Dr Miksic, who holds a Singaporean employment pass, is married to a Chinese Malaysian. His wife, 69, a retired teacher, stays with their 33-year-old daughter in Pittsburgh to help raise their two granddaughters. His son, 35, lives in San Diego.
Dr Miksic, who can speak Malay, said he has grown attached to Singapore, which serves as a base for his work in South-east Asia as well.
"After 26 years, most of my old friends are here. It's kind of nice to be recognised in a taxi or at a chance meeting as Singapore's archaeologist," said the widely-published author, whose four or five public talks he gives every year helped build his local reputation.
Dr Miksic's love for the past started when he was six. Growing up on a 150-year-old farm in western New York, he spent his childhood unearthing Native American arrowheads, then piecing together stories of how "harsh" life was before, with his grandfather.

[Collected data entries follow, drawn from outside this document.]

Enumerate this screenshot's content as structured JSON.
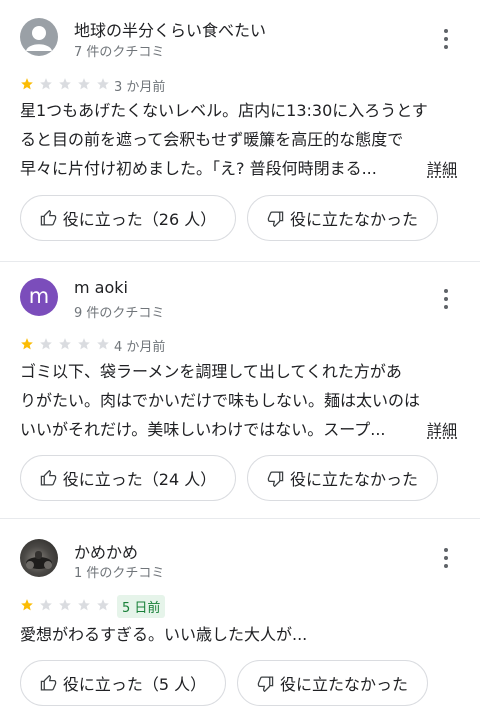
{
  "colors": {
    "star_filled": "#fbbc04",
    "star_empty": "#dadce0",
    "badge_green": "#188038",
    "avatar_purple": "#7b4dbb"
  },
  "reviews": [
    {
      "name": "地球の半分くらい食べたい",
      "count": "7 件のクチコミ",
      "avatar": "default-person-icon",
      "rating": 1,
      "when": "3 か月前",
      "lines": [
        "星1つもあげたくないレベル。店内に13:30に入ろうとす",
        "ると目の前を遮って会釈もせず暖簾を高圧的な態度で",
        "早々に片付け初めました。｢え? 普段何時閉まる..."
      ],
      "more": "詳細",
      "helpful": "役に立った（26 人）",
      "not_helpful": "役に立たなかった"
    },
    {
      "name": "m aoki",
      "count": "9 件のクチコミ",
      "avatar_letter": "m",
      "rating": 1,
      "when": "4 か月前",
      "lines": [
        "ゴミ以下、袋ラーメンを調理して出してくれた方があ",
        "りがたい。肉はでかいだけで味もしない。麺は太いのは",
        "いいがそれだけ。美味しいわけではない。スープ..."
      ],
      "more": "詳細",
      "helpful": "役に立った（24 人）",
      "not_helpful": "役に立たなかった"
    },
    {
      "name": "かめかめ",
      "count": "1 件のクチコミ",
      "avatar": "profile-photo",
      "rating": 1,
      "when": "5 日前",
      "lines": [
        "愛想がわるすぎる。いい歳した大人が..."
      ],
      "helpful": "役に立った（5 人）",
      "not_helpful": "役に立たなかった"
    }
  ]
}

Dr Miksic, who studied archaeology at Dartmouth College, embarked on his first research project in northern Canada in 1967. A year later, he volunteered for the Peace Corps and was sent to Malaysia, where his farm skills came in handy in setting up farmer cooperatives. It was while in Kedah that he developed an interest in the ruins of temples and the treasure trove of ceramics there.
Since then, his focus in South-east Asia has been on early overseas Chinese settlements and the ceramic trade, which is the perfect source material to learn about a civilisation - better even than carbon dating, he said.
One of the most interesting pieces of ceramics he has found is a rare 14th century Chinese compass that he dug up at Fort Canning Hill.
Dr Miksic is not afraid to get his hands dirty because of the "sense of suspense" and thrill of unearthing the unexpected.
Most of Singapore's ancient artefacts lie under high-rise buildings and expressways today, he said, pointing to downtown Singapore, Pulau Ubin, Bedok and the East Coast as sites of archaeological worth. East Coast, for instance, was an area filled with settlements in the 1600s, according to maps by the Portuguese.
But he is not in a hurry to start digging at all of these sites. "We go in when the site is at risk. Otherwise, we're leaving them for future archaeologists with better tools and technologies, who can build upon the knowledge and legacy we've left behind."